The victim, a 39-year-old janitor at Guangming Shijia Community, hadn't been heard from since he complained of feeling ill and said he was going to a nearby medical clinic for a checkup.

Zheng’s daughter Xiaomei had tried to find him at his workplace after he didn't return overnight. The office contacted her aunt to make inquiries while dispatching other staff members to start searching for Zheng after learning that he had gone to a local clinic the day before missing. “He said that hospitals would cost too much, so he went to a clinic near Lianyang Lu instead,” Xiaomei recalled.

The clinic in question, located at the intersection of Lianyang Lu and Fuguang Nan Lu, turned out to be no more than a shabby one-room apartment equipped with only the most basic of furniture - a table, a chair and a bed - and no medical devices at all. There weren't even any proper signs, just board on which the 'doctor' scribbled his areas of expertise. The sanitary conditions, to say the least, were unsatisfactory.

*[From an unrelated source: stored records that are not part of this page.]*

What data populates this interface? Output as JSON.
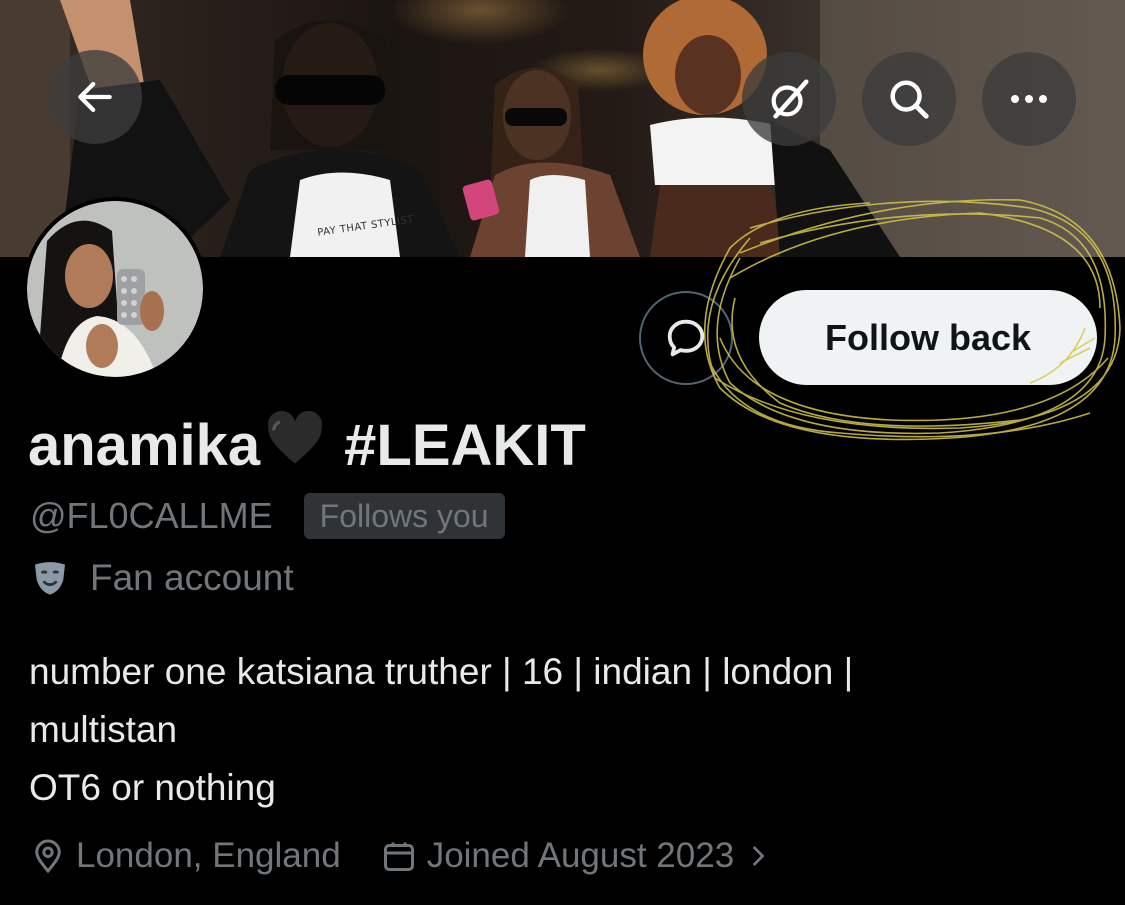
{
  "header": {
    "back_icon": "arrow-left-icon",
    "grok_icon": "grok-icon",
    "search_icon": "search-icon",
    "more_icon": "more-horizontal-icon"
  },
  "banner": {
    "shirt_text": "PAY THAT STYLIST"
  },
  "actions": {
    "message_icon": "message-bubble-icon",
    "follow_label": "Follow back"
  },
  "profile": {
    "display_name": "anamika",
    "display_name_emoji": "🖤",
    "hashtag": "#LEAKIT",
    "handle": "@FL0CALLME",
    "follows_you": "Follows you",
    "category_icon": "performing-arts-icon",
    "category": "Fan account",
    "bio_lines": [
      "number one katsiana truther | 16 | indian | london |",
      "multistan",
      "OT6 or nothing"
    ],
    "location_icon": "location-pin-icon",
    "location": "London, England",
    "joined_icon": "calendar-icon",
    "joined": "Joined August 2023"
  },
  "colors": {
    "background": "#000000",
    "primary_text": "#e7e9ea",
    "secondary_text": "#71767b",
    "follow_button_bg": "#eff3f4",
    "highlight_scribble": "#d6c84a"
  }
}
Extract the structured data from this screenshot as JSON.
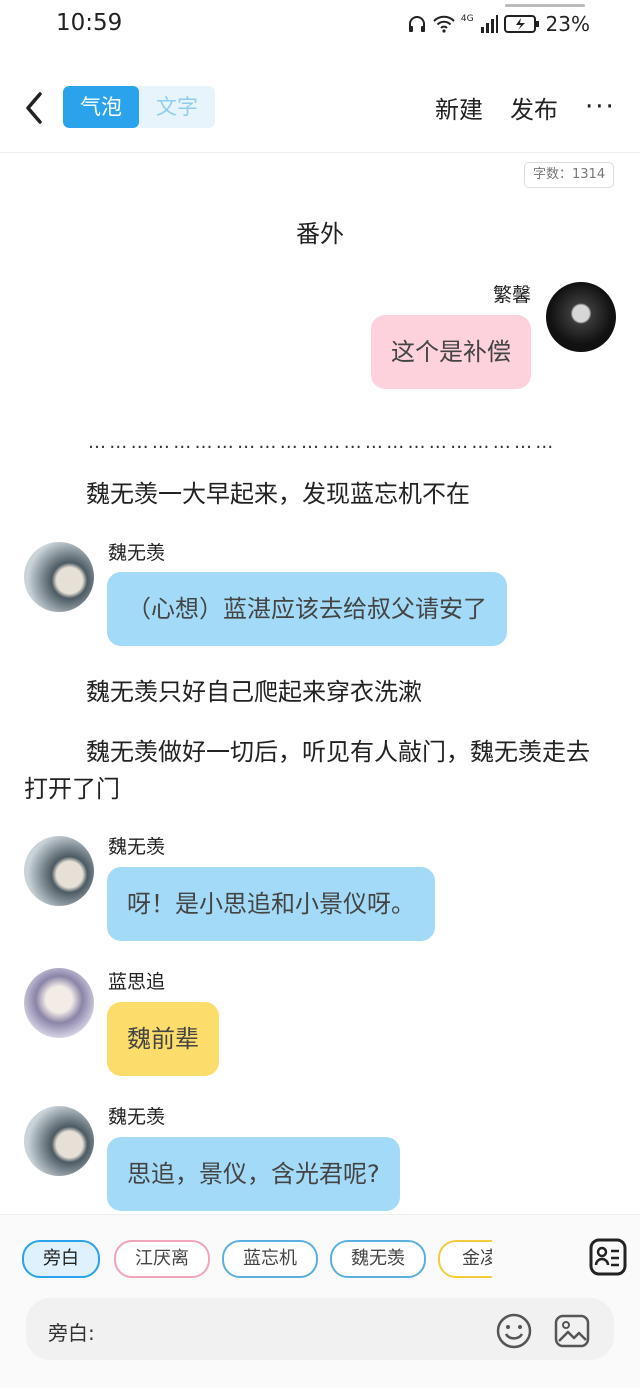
{
  "status": {
    "time": "10:59",
    "battery": "23%",
    "network": "4G"
  },
  "toolbar": {
    "mode_bubble": "气泡",
    "mode_text": "文字",
    "new_label": "新建",
    "publish_label": "发布",
    "more_label": "···"
  },
  "word_count": "字数：1314",
  "story_title": "番外",
  "messages": [
    {
      "speaker": "繁馨",
      "text": "这个是补偿"
    },
    {
      "narration": "魏无羡一大早起来，发现蓝忘机不在"
    },
    {
      "speaker": "魏无羡",
      "text": "（心想）蓝湛应该去给叔父请安了"
    },
    {
      "narration": "魏无羡只好自己爬起来穿衣洗漱"
    },
    {
      "narration": "魏无羡做好一切后，听见有人敲门，魏无羡走去打开了门"
    },
    {
      "speaker": "魏无羡",
      "text": "呀！是小思追和小景仪呀。"
    },
    {
      "speaker": "蓝思追",
      "text": "魏前辈"
    },
    {
      "speaker": "魏无羡",
      "text": "思追，景仪，含光君呢?"
    }
  ],
  "roles": [
    "旁白",
    "江厌离",
    "蓝忘机",
    "魏无羡",
    "金凌"
  ],
  "role_colors": [
    "#2aa3ec",
    "#f0a5b8",
    "#5bb0e0",
    "#5bb0e0",
    "#f2cc3c"
  ],
  "input": {
    "label": "旁白:"
  },
  "icons": [
    "back-icon",
    "headphones-icon",
    "wifi-icon",
    "signal-icon",
    "battery-icon",
    "role-list-icon",
    "emoji-icon",
    "image-icon"
  ]
}
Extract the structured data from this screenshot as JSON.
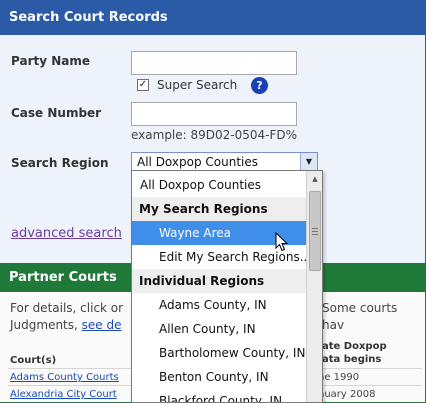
{
  "search_panel": {
    "title": "Search Court Records",
    "party_name_label": "Party Name",
    "party_name_value": "",
    "super_search_label": "Super Search",
    "super_search_checked": true,
    "help_glyph": "?",
    "case_number_label": "Case Number",
    "case_number_value": "",
    "case_example": "example: 89D02-0504-FD%",
    "region_label": "Search Region",
    "region_selected": "All Doxpop Counties",
    "advanced_search_label": "advanced search"
  },
  "region_dropdown": {
    "options": [
      {
        "kind": "item",
        "label": "All Doxpop Counties"
      },
      {
        "kind": "group",
        "label": "My Search Regions"
      },
      {
        "kind": "child",
        "label": "Wayne Area",
        "selected": true
      },
      {
        "kind": "plain",
        "label": "Edit My Search Regions..."
      },
      {
        "kind": "group",
        "label": "Individual Regions"
      },
      {
        "kind": "child",
        "label": "Adams County, IN"
      },
      {
        "kind": "child",
        "label": "Allen County, IN"
      },
      {
        "kind": "child",
        "label": "Bartholomew County, IN"
      },
      {
        "kind": "child",
        "label": "Benton County, IN"
      },
      {
        "kind": "child",
        "label": "Blackford County, IN"
      }
    ]
  },
  "partner_courts": {
    "title": "Partner Courts",
    "intro_start": "For details, click or",
    "intro_end": "Some courts hav",
    "intro_line2": "Judgments,",
    "intro_link": "see de",
    "col_courts": "Court(s)",
    "col_date_line1": "ate Doxpop",
    "col_date_line2": "ata begins",
    "rows": [
      {
        "court": "Adams County Courts",
        "date": "ne 1990"
      },
      {
        "court": "Alexandria City Court",
        "date": "nuary 2008"
      }
    ]
  },
  "colors": {
    "search_header": "#2b5aa6",
    "partner_header": "#1f7a3a",
    "selected_option": "#3f8ee8",
    "help_icon": "#1a3fb8"
  },
  "icons": {
    "help": "question-circle-icon",
    "dropdown_arrow": "chevron-down-icon",
    "cursor": "mouse-pointer-icon"
  }
}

After learning about the street sweeper's grim discovery, Zheng's sister went to confirm the body's identity. “The police told us that the suspect had been apprehended as he tried to escape to Sichuan,” she told reporters.

Precise details haven't been released at this early stage in the investigation, but police have suggested that Zheng’s death was the direct result of of malpractice, saying that the doctor, who lacked any medical certification, applied the "wrong medicine." Instead of turning himself in, the doctor then disposed of Zheng's body by cutting it up into manageable pieces and tossing it into the river.

Unlicensed "black" clinics such as this one operate under the radar of the law in communities throughout China, where they offer cut-rate medical services to poorer residents unable to afford hospital fees. The only catch: the so-called doctors often have less than a WebMD-level knowledge of medicine, and their treatments vary from the ineffective to the downright medieval. An 11-year-old boy died just last month in Henan after a local quack decided to treat his swollen throat was a course of bloodletting - to the jugular.